How to use torch.cat to concat pictures belonging to two different folders

suxiaotang · March 5, 2019, 8:11am

I’m doing an image processing task and I want to use torch.cat to concat pictures belonging to two different folders. The size of the images in folder 1 is 224 * 224 * 3, and the size of the images in folder 2 is 224 * 224 * 1.Each folder has 100 images.I want them to be concated in the axial direction and I will use the results as input for deep learning.
How can I write this program?

MariosOreo · March 5, 2019, 9:14am

Hi,

I try to write a snippet and it works on my dataset.

f1_folder = './folder1'
f2_folder = './folder2'

f1_images = glob.glob(os.path.join(f1_folder, '*.png'))
f2_images = glob.glob(os.path.join(f2_folder, '*.png'))

for f1_img, f2_img in zip(f1_images, f2_images):

    img1 = Image.open(f1_img)
    img2 = Image.open(f2_img)

    cat_img = torch.cat((TF.to_tensor(img1), TF.to_tensor(img2)), dim=0)# for 'CHW'

suxiaotang · March 5, 2019, 9:39am

Are there using tensorflow?——“TF.to_tensor(img1)”

MariosOreo · March 5, 2019, 9:40am

Oh, sorry.
I forgot head file.

import glob
import os
import torch
import torchvision.transforms.functional as TF

suxiaotang · March 6, 2019, 7:30am

Thank you very much,it can work now. Could you please tell me how can I input “cat_img“ as an dataset for deep learning? I am a green hand in this field.

MariosOreo · March 6, 2019, 9:16am

I think this thread is what you want, it is a custom dataset example.

You can do some transformation on the image and label, then I think you can cat them together in __getitem__ if you still need.

JuanFMontesinos · March 6, 2019, 10:10am

The main problem is that images in F1 are RGB and images in folder 2 are gray.

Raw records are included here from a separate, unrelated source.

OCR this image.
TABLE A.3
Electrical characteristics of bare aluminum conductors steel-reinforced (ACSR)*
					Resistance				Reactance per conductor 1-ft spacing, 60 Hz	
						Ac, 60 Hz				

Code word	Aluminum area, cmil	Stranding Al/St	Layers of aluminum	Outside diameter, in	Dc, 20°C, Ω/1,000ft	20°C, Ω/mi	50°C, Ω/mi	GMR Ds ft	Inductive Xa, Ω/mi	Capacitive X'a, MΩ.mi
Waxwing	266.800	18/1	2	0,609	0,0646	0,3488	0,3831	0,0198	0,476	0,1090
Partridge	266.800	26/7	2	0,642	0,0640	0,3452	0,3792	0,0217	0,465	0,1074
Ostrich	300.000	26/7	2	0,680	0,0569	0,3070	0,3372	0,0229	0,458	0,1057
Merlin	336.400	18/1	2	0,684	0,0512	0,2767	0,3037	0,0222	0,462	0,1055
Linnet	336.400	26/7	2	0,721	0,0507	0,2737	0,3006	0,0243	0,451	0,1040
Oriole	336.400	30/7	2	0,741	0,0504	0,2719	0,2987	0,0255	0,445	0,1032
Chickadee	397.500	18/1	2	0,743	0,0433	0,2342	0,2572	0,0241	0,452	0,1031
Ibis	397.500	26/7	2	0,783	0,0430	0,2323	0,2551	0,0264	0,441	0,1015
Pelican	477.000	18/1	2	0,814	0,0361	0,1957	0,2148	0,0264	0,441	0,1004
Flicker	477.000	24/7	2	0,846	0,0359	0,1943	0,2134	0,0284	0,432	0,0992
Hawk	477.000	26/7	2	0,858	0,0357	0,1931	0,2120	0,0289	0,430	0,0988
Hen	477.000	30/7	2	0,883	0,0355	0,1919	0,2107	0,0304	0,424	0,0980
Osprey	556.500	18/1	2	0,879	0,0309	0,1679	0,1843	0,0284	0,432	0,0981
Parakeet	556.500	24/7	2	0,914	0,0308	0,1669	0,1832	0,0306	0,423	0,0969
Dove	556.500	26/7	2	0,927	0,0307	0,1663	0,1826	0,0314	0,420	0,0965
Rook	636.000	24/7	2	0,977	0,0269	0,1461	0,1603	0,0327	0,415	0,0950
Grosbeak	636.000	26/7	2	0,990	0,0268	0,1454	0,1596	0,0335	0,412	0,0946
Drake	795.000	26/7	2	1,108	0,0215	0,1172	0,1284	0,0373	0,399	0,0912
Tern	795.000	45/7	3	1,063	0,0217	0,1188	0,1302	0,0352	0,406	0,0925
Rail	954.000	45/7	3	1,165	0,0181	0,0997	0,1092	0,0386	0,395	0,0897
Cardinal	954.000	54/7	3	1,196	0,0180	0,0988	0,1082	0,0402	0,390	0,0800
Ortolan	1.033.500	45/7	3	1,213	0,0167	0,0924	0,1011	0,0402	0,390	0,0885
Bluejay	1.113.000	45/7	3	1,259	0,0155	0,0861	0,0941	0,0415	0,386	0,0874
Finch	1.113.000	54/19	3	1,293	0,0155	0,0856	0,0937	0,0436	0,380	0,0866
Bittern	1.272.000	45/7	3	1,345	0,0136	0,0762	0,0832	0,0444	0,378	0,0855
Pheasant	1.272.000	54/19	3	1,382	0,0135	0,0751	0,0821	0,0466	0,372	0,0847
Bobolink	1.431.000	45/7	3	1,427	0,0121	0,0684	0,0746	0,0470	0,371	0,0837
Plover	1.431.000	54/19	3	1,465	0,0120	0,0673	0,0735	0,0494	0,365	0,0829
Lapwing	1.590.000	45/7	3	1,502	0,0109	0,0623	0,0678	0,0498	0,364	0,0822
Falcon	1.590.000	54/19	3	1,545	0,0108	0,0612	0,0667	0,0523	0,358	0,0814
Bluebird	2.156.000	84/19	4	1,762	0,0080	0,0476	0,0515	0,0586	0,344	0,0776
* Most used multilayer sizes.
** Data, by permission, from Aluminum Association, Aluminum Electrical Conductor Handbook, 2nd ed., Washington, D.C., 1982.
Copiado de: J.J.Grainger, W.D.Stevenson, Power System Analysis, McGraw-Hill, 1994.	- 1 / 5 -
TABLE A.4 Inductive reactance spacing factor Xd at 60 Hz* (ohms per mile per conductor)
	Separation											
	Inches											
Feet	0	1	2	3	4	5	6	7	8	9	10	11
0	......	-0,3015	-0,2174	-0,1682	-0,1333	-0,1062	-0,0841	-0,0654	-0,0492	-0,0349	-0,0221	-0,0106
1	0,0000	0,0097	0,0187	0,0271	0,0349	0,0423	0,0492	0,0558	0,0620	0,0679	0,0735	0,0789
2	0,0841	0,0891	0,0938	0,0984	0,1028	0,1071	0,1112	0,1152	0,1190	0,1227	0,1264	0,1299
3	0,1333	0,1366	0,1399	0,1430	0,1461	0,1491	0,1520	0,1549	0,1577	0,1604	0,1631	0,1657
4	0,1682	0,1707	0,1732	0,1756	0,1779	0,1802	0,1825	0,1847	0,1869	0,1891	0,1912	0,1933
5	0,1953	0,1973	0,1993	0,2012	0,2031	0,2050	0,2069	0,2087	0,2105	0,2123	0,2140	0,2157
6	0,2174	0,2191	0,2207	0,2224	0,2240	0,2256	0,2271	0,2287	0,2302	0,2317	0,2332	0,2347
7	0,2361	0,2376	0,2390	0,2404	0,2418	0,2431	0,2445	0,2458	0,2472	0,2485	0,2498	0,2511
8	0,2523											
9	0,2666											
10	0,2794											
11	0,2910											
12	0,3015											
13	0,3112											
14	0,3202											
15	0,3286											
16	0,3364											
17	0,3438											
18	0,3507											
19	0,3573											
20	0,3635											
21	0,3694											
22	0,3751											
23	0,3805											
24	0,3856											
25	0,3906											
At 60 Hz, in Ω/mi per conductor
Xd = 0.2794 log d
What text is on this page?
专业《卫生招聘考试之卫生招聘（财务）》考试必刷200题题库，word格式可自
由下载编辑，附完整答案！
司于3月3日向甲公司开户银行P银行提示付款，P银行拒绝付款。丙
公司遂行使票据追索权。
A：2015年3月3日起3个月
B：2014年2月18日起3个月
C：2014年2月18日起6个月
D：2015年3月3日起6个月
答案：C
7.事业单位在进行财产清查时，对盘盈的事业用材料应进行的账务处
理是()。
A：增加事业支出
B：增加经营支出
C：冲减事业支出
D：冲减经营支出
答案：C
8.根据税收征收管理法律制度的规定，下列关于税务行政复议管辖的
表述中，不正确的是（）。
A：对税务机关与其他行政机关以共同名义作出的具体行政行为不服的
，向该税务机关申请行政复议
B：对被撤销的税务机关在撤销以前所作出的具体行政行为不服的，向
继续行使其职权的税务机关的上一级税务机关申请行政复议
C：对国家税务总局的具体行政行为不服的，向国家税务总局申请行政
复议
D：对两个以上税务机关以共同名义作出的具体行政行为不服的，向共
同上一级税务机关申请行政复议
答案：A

You can wheter concatenate them channel-wise or expand gray and cat them in a new dimension.

suxiaotang · March 6, 2019, 12:13pm

Thank you very much.I tried to write in this way,is there anything wrong?Can I now use “cat_img” to train my netural network?

from future import print_function, division
import torch
import torchvision.transforms.functional as TF
from torch.utils.data import Dataset
from PIL import Image

image_paths = ‘F:\picture1’
target_paths = ‘F:\picture2’

class MyDataset(Dataset):
def init(self, image_paths, target_paths, train=True):
self.image_paths = image_paths
self.target_paths = target_paths

def transform(self, image, mask,cat_img):

    
    image = TF.to_tensor(image)
    mask = TF.to_tensor(mask)
    cat_img = torch.cat((image, mask), dim=1)
    return image, mask,cat_img

def __getitem__(self, index):
    image = Image.open(self.image_paths[index])
    mask = Image.open(self.target_paths[index])
    x, y = self.transform(image, mask)
    return x, y

def __len__(self):
    return len(self.image_paths)

MariosOreo · March 6, 2019, 12:19pm

The transform method returns three value and you should use x, y and cat_xy in __getitem__.
And if you need original image, mask and cat_img you can return 3 value in __getitem__.

Then you can pass your custom dataset to a DataLoader.